The girls’ unyago is a graduated series of courses of instruction. I
have purposely emphasized the word instruction, as there is nothing
here in the nature of a surgical operation, with a single exception in
the case of the Makua. In all the tribes each girl is given for the whole
period of the unyago into the charge of a special teacher, who
remains her friend through life. Under the guidance of these older
women, the novices in the first place go through a curriculum very
much resembling that of the boys. The children are unreservedly
enlightened as to all sexual relations, and have to learn everything
connected with married life. They are also taught all the rules which
govern intercourse between members of the same tribe, and above all
of the same family.
There is an opening and a closing ceremony for this first course of
the girls’ initiation. I was able personally to observe the revels which
take place on such occasions, at all three of the places where I had
the opportunity of making the chiputu (or echiputu) illustrious by my
presence. The phenomenal thirst shown is quite explained by the
amount of dancing gone through.
After the mysteries, both boys and girls in due course become
marriageable, but I have not succeeded in ascertaining, even
approximately, the age at which this is the case. Individuals are
always out of measure astonished when asked their age, and their
relatives are profoundly indifferent on the subject. In general,
marriage takes place very early, as is proved by the very young
mothers who may be seen in any large assemblage of people, and
who are mostly no further developed than German girls at their
confirmation. Matola tells me that the form of marriage known as
masange was formerly very prevalent, in which young children of
from five to seven were united, huts being built for them to live in.

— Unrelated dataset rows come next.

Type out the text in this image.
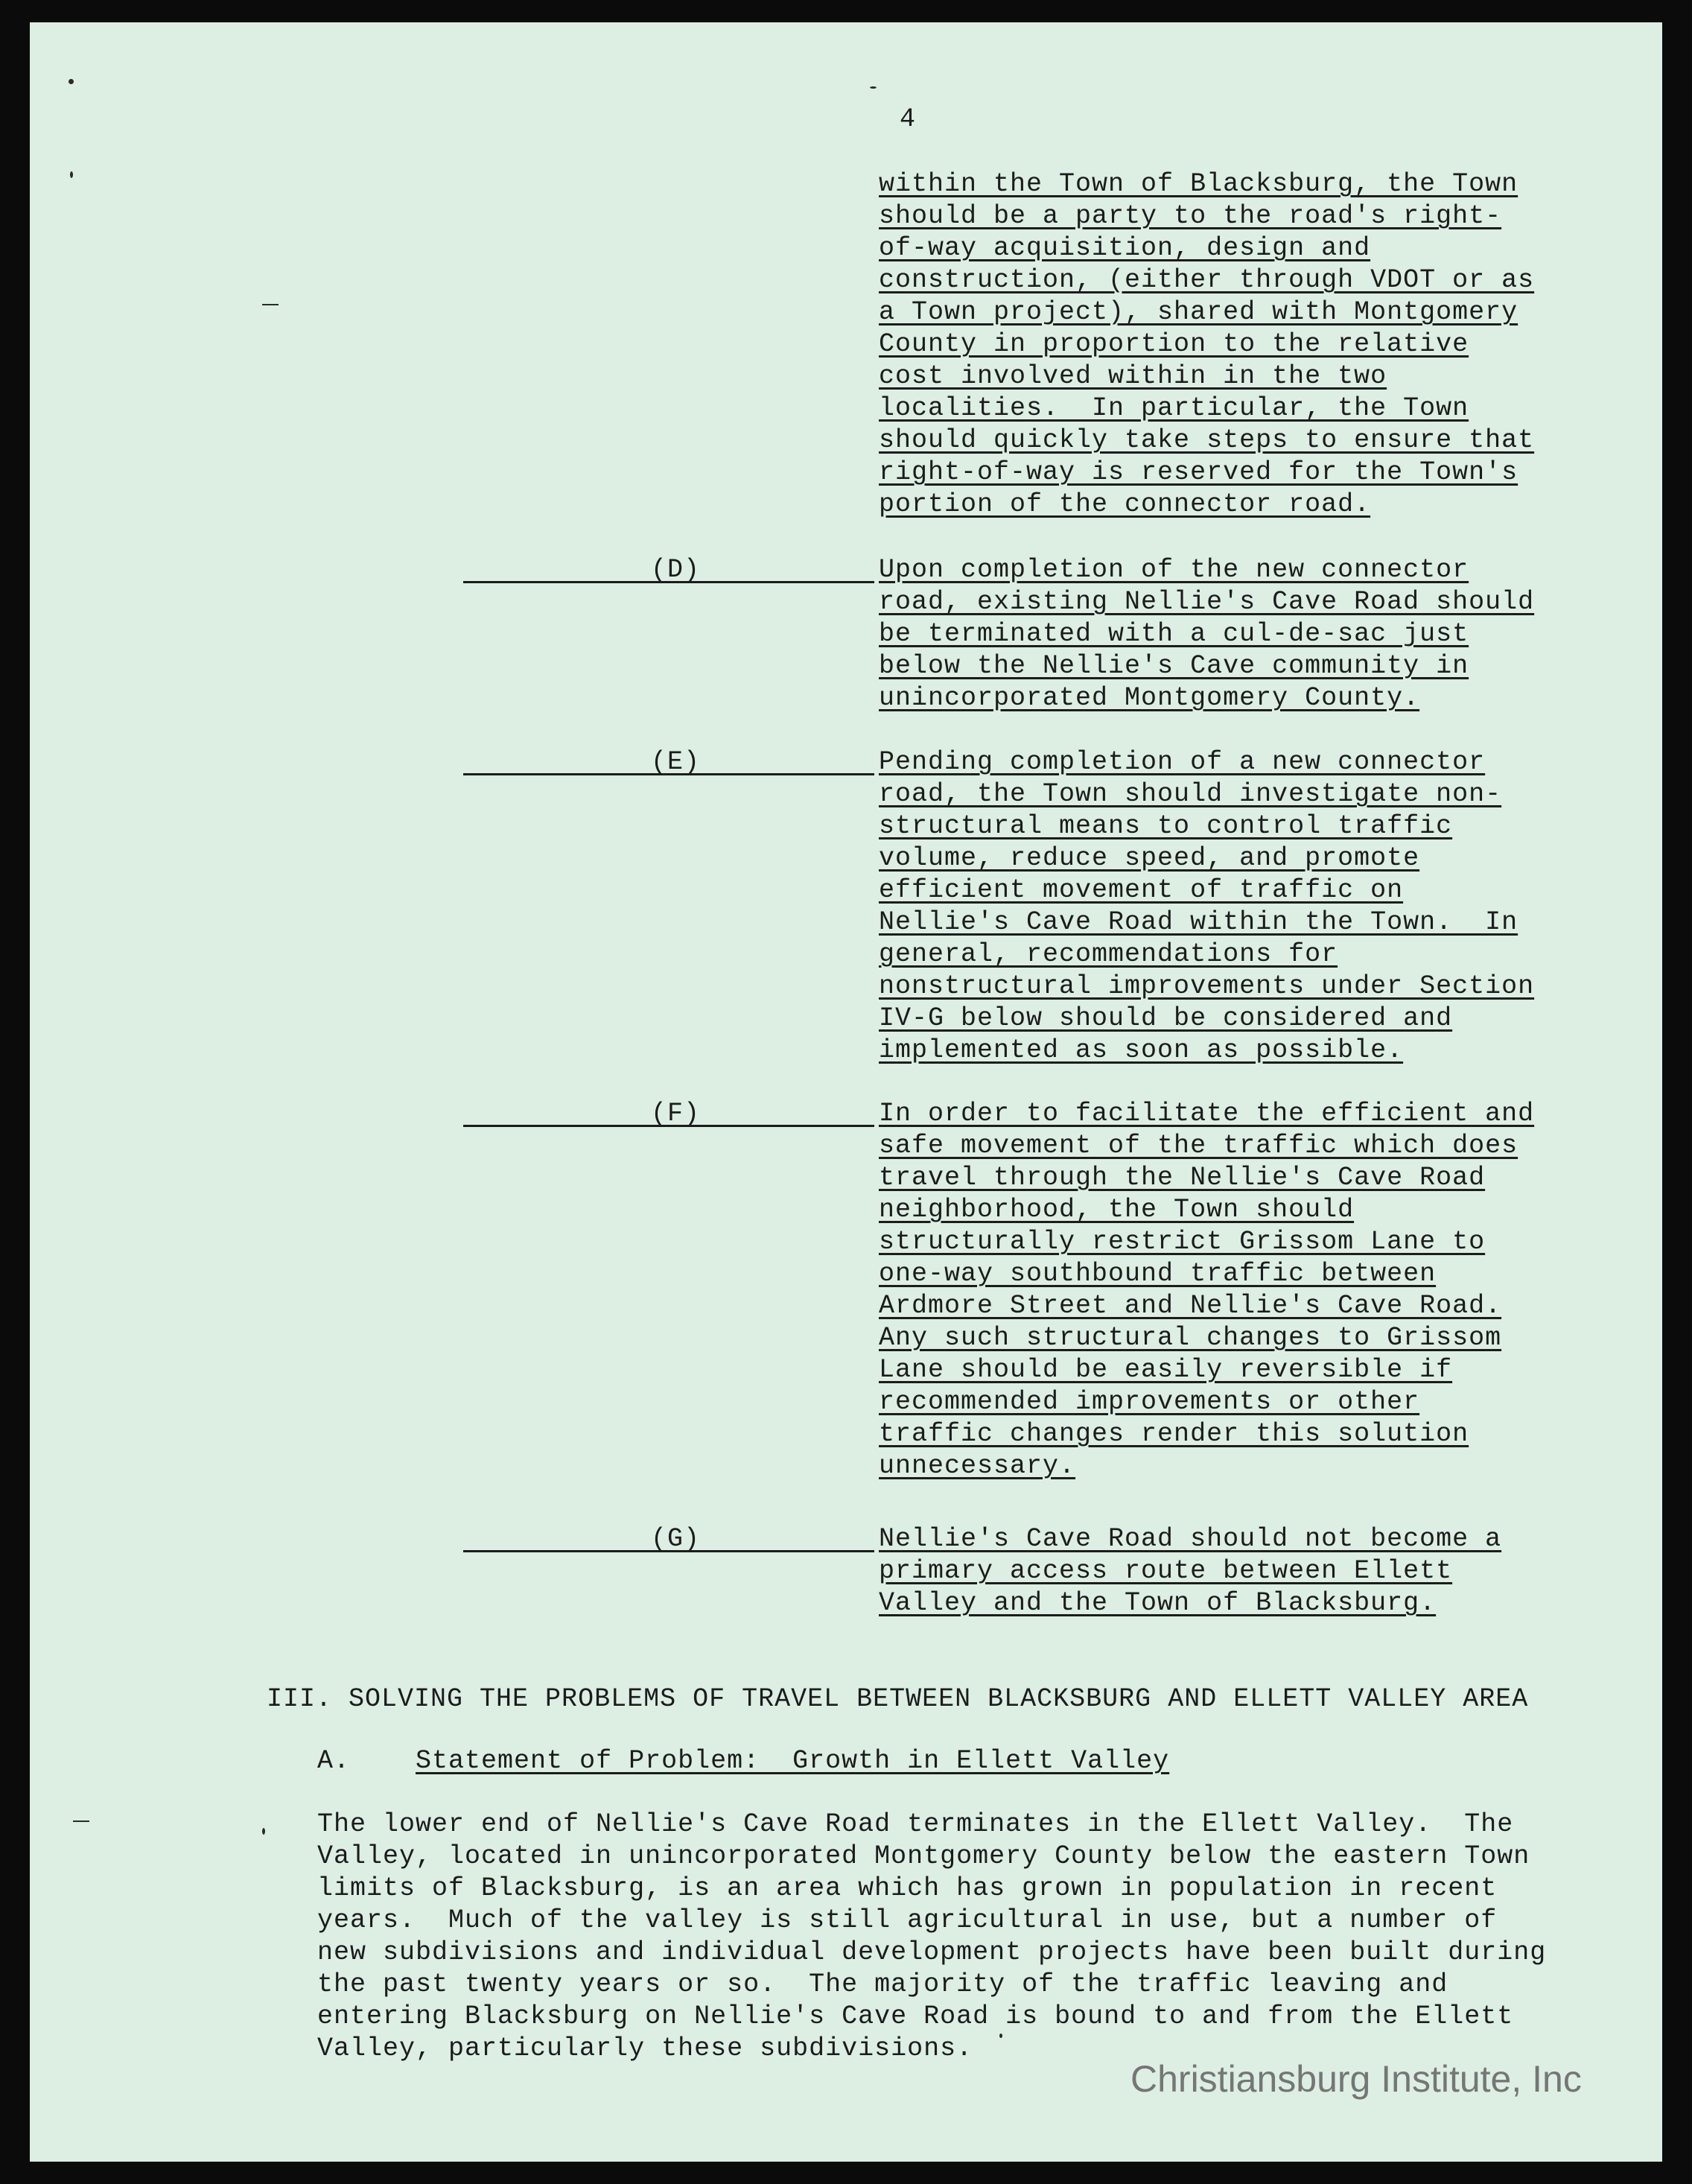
4
within the Town of Blacksburg, the Town
should be a party to the road's right-
of-way acquisition, design and
construction, (either through VDOT or as
a Town project), shared with Montgomery
County in proportion to the relative
cost involved within in the two
localities.  In particular, the Town
should quickly take steps to ensure that
right-of-way is reserved for the Town's
portion of the connector road.
(D)	Upon completion of the new connector
road, existing Nellie's Cave Road should
be terminated with a cul-de-sac just
below the Nellie's Cave community in
unincorporated Montgomery County.
(E)	Pending completion of a new connector
road, the Town should investigate non-
structural means to control traffic
volume, reduce speed, and promote
efficient movement of traffic on
Nellie's Cave Road within the Town.  In
general, recommendations for
nonstructural improvements under Section
IV-G below should be considered and
implemented as soon as possible.
(F)	In order to facilitate the efficient and
safe movement of the traffic which does
travel through the Nellie's Cave Road
neighborhood, the Town should
structurally restrict Grissom Lane to
one-way southbound traffic between
Ardmore Street and Nellie's Cave Road.
Any such structural changes to Grissom
Lane should be easily reversible if
recommended improvements or other
traffic changes render this solution
unnecessary.
(G)	Nellie's Cave Road should not become a
primary access route between Ellett
Valley and the Town of Blacksburg.
III. SOLVING THE PROBLEMS OF TRAVEL BETWEEN BLACKSBURG AND ELLETT VALLEY AREA
A.	Statement of Problem:  Growth in Ellett Valley
The lower end of Nellie's Cave Road terminates in the Ellett Valley.  The
Valley, located in unincorporated Montgomery County below the eastern Town
limits of Blacksburg, is an area which has grown in population in recent
years.  Much of the valley is still agricultural in use, but a number of
new subdivisions and individual development projects have been built during
the past twenty years or so.  The majority of the traffic leaving and
entering Blacksburg on Nellie's Cave Road is bound to and from the Ellett
Valley, particularly these subdivisions.
Christiansburg Institute, Inc
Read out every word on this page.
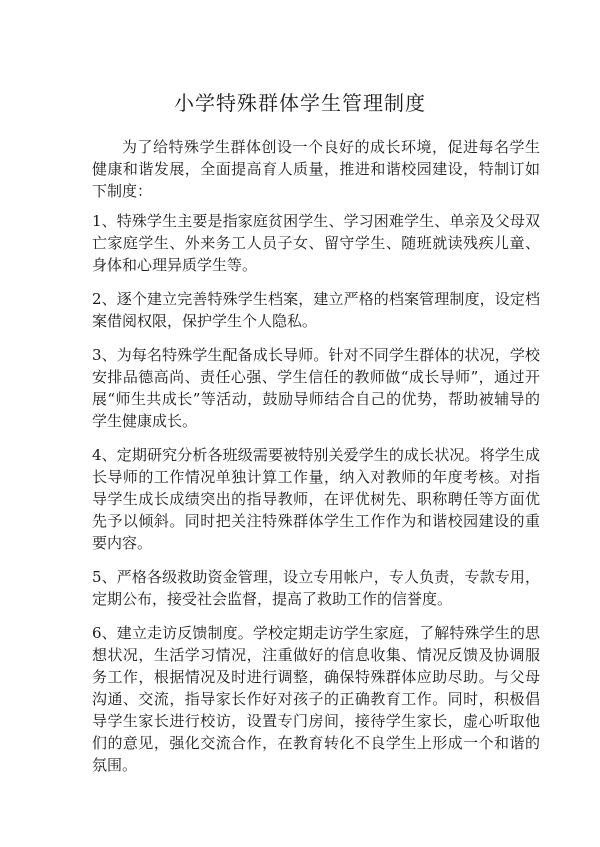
小学特殊群体学生管理制度

为了给特殊学生群体创设一个良好的成长环境，促进每名学生健康和谐发展，全面提高育人质量，推进和谐校园建设，特制订如下制度：

1、特殊学生主要是指家庭贫困学生、学习困难学生、单亲及父母双亡家庭学生、外来务工人员子女、留守学生、随班就读残疾儿童、身体和心理异质学生等。

2、逐个建立完善特殊学生档案，建立严格的档案管理制度，设定档案借阅权限，保护学生个人隐私。

3、为每名特殊学生配备成长导师。针对不同学生群体的状况，学校安排品德高尚、责任心强、学生信任的教师做“成长导师”，通过开展“师生共成长”等活动，鼓励导师结合自己的优势，帮助被辅导的学生健康成长。

4、定期研究分析各班级需要被特别关爱学生的成长状况。将学生成长导师的工作情况单独计算工作量，纳入对教师的年度考核。对指导学生成长成绩突出的指导教师，在评优树先、职称聘任等方面优先予以倾斜。同时把关注特殊群体学生工作作为和谐校园建设的重要内容。

5、严格各级救助资金管理，设立专用帐户，专人负责，专款专用，定期公布，接受社会监督，提高了救助工作的信誉度。

6、建立走访反馈制度。学校定期走访学生家庭，了解特殊学生的思想状况，生活学习情况，注重做好的信息收集、情况反馈及协调服务工作，根据情况及时进行调整，确保特殊群体应助尽助。与父母沟通、交流，指导家长作好对孩子的正确教育工作。同时，积极倡导学生家长进行校访，设置专门房间，接待学生家长，虚心听取他们的意见，强化交流合作，在教育转化不良学生上形成一个和谐的氛围。
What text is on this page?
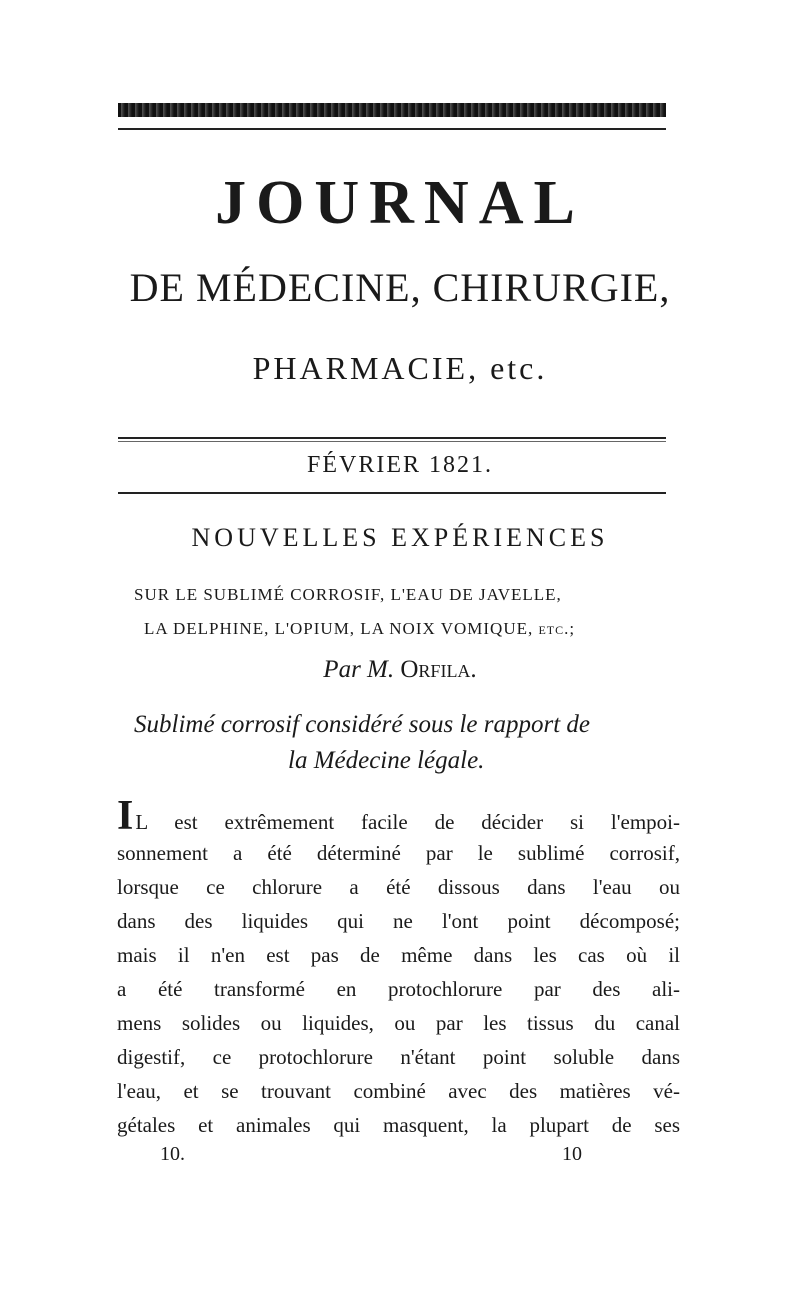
JOURNAL
DE MÉDECINE, CHIRURGIE,
PHARMACIE, etc.
FÉVRIER 1821.
NOUVELLES EXPÉRIENCES
SUR LE SUBLIMÉ CORROSIF, L'EAU DE JAVELLE,
LA DELPHINE, L'OPIUM, LA NOIX VOMIQUE, etc.;
Par M. Orfila.
Sublimé corrosif considéré sous le rapport de
la Médecine légale.
IL est extrêmement facile de décider si l'empoi-
sonnement a été déterminé par le sublimé corrosif,
lorsque ce chlorure a été dissous dans l'eau ou
dans des liquides qui ne l'ont point décomposé;
mais il n'en est pas de même dans les cas où il
a été transformé en protochlorure par des ali-
mens solides ou liquides, ou par les tissus du canal
digestif, ce protochlorure n'étant point soluble dans
l'eau, et se trouvant combiné avec des matières vé-
gétales et animales qui masquent, la plupart de ses
10.	10
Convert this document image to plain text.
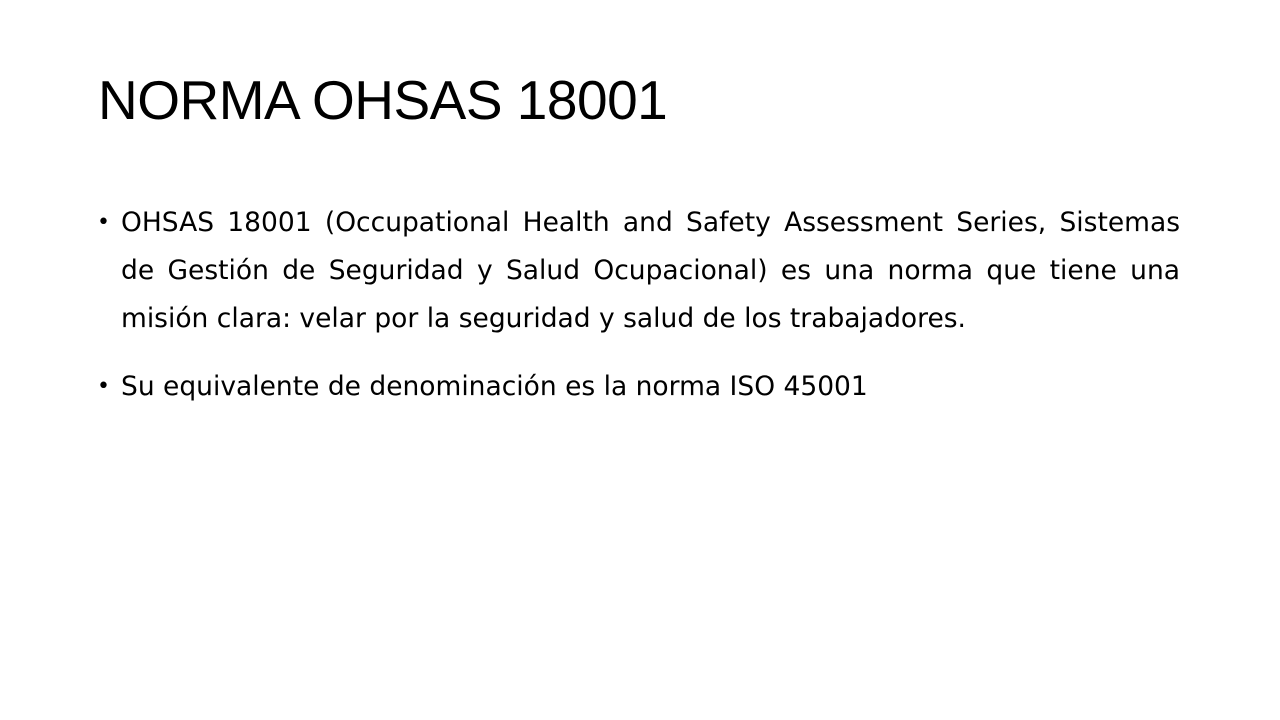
NORMA OHSAS 18001
• OHSAS 18001 (Occupational Health and Safety Assessment Series, Sistemas de Gestión de Seguridad y Salud Ocupacional) es una norma que tiene una misión clara: velar por la seguridad y salud de los trabajadores.
• Su equivalente de denominación es la norma ISO 45001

This custom is said still to be practised occasionally.[58] The same
informant states that it is very common for one woman, who has just
had a child to say to a neighbour expecting a like event, “I have a son
—if you have a daughter, let him marry her”; and this, in due course,
is done.
The African native is a peasant, not only in his avocation, but in
the way in which he sets about his courting. In no other department
is his mental kinship with our own rustics so startlingly shown. To
express it briefly: the native youth in love is too shy to venture a bold
stroke for his happiness in person; he requires a go-between quite in
the style of our own rural candidates for matrimony. This office is
usually undertaken by his own father, who, under some pretext or
other, calls on the parents of the bride-elect, and in the course of
conversation touches on his son’s projects. If the other side are
willing to entertain the proposition, the negotiations are soon
brought to a satisfactory conclusion—that is to say, if the maid, too,
is willing. Girls are not in reality so passive in the matter as we are
apt to assume, but most certainly expect to have their wishes
consulted; and many a carefully-planned match has come to nothing
merely because the girl loved another man. In this respect there is
not the slightest difference between white and black. Of course, not
every native girl is a heroine of constancy and steadfastness; here
and there one lets herself be persuaded to accept, instead of the
young man she loves in secret, an elderly wooer who is indifferent to
her, but in that case she runs the risk of incurring—as happens
elsewhere—the ridicule of her companions. The old bridegroom,
moreover, may be pretty certain that he will not enjoy a monopoly of
his young wife’s society.
Marriage is a matter of business, thinks the African, quite
consistently with his general character, and the contract is only
looked upon as concluded when the two fathers have come to an
agreement as to the amount of the present to be paid by the
bridegroom. The people here in the south are poor—they have
neither large herds of horned cattle, nor abundance of sheep and
goats; the whole purchase—were it correct, which it is not, to call the
transaction by that name—is effected by handing over a moderate
quantity of calico.
Much more interesting from an ethnographic point of view than
the Yao wooing just sketched, are the customs of the Makua and
Makonde. In their case, too, negotiations are opened by the fathers;
but this is, in reality, only a skirmish of outposts,—the main action is
afterwards fought by the mothers, each supported by her eldest
brother, or perhaps by all her brothers. The fact that the
matriarchate is still flourishing here explains the part they take in
the matter.
Nils Knudsen, by the way, can tell a pretty story—of which he is
himself the hero—illustrating the constancy of native girls. During
the years of his lonely life at Luisenfelde, he so completely adapted
himself to native ways as to take a wife from among the Wayao. Even
now, after the lapse of years, he never grew tired of praising the
virtues of this chipini wearer;—she was pretty, and domestic, and a
first-rate cook—she could make excellent ugali, and had all the other
good qualities which go to make up a good housewife in the bush.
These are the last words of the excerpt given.